Preventing The Next Shortage: A Framework For Industrial Policy | by Employ  America | Medium

The US administration intends at an event earlier this year to discuss with its neighbors on the continent the possibilities of investments in the semiconductor industry of each of the three countries. As you know, last year the US authorities already approved a package of measures to support the national semiconductor industry, allocating more than $52 billion to subsidize it in terms of building enterprises for the production of chips.

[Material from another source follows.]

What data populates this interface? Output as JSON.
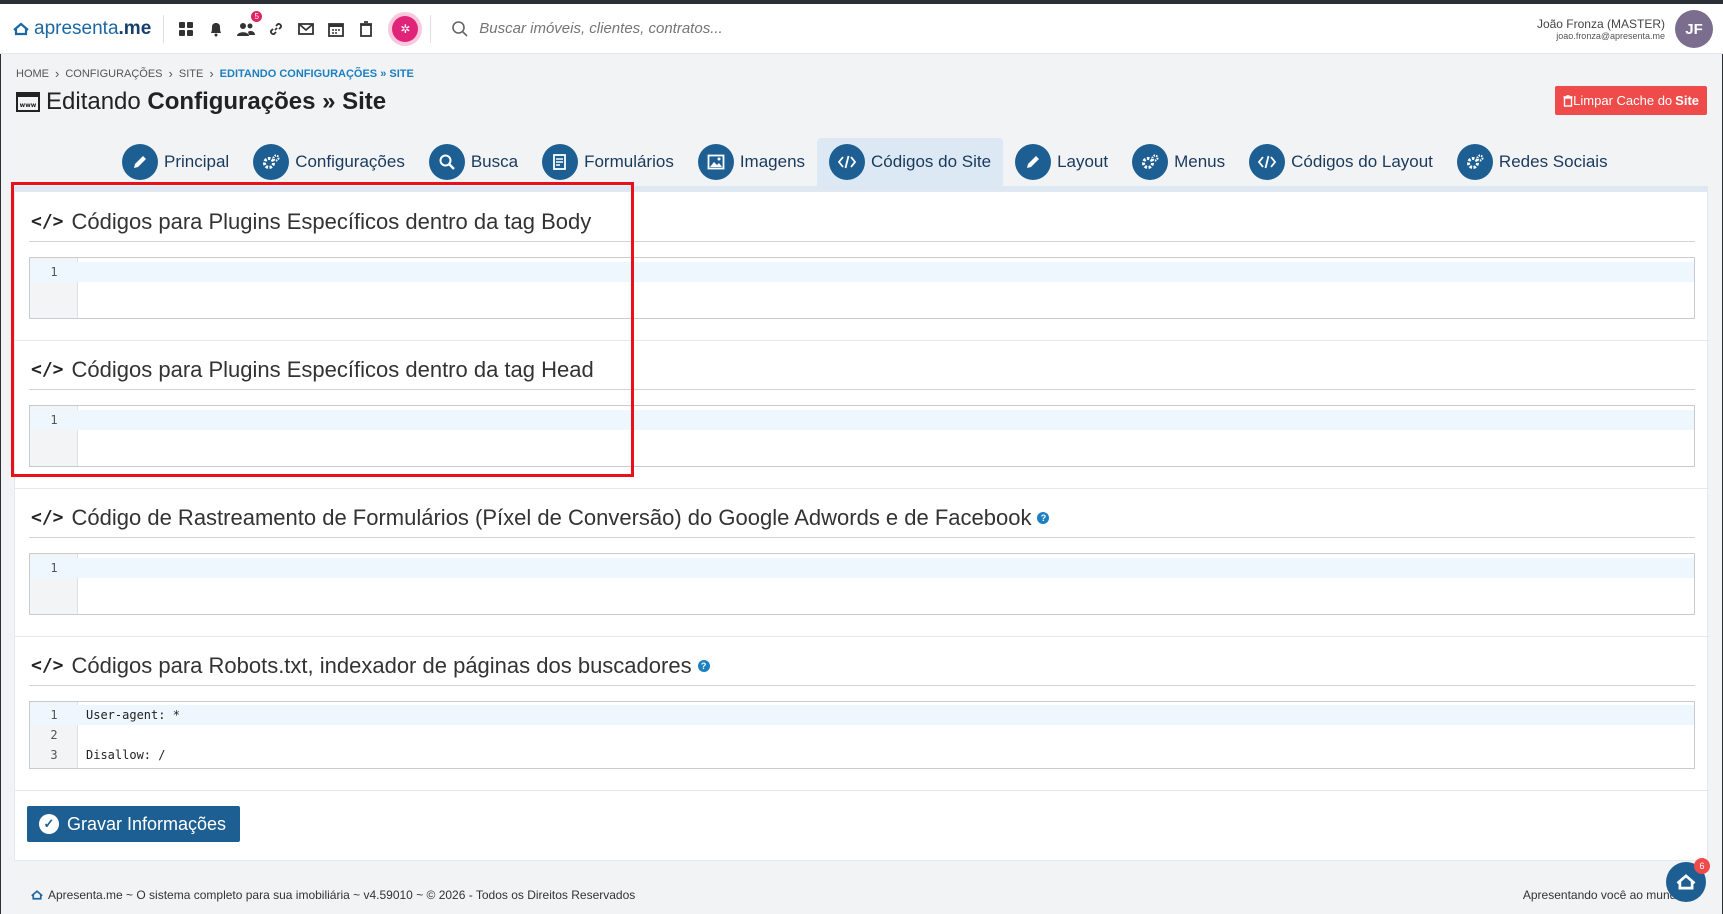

As expected, Mexico is going to develop on its territory enterprises that would specialize in the packaging and testing of semiconductor chips, as well as their development. The US authorities also tried to consolidate their efforts to develop the production of lithium batteries for electric vehicles with the relevant initiatives of their Mexican colleagues. The country is the tenth richest in the world in terms of lithium reserves, recently the Mexican authorities decided to nationalize all enterprises involved in lithium mining. The only concern of American partners is the high degree of dependence of the Mexican industry on fossil energy.

At this week's summit, representatives from three North American countries agreed to reduce methane emissions by 15% by 2030 from 2020 levels, as well as create a North American clean hydrogen market and install more electric vehicle charging stations along their borders. On Joseph Biden's agenda, the next step is a visit to Japan, where the US president intends to discuss security and sanction restrictions in the semiconductor manufacturing industry.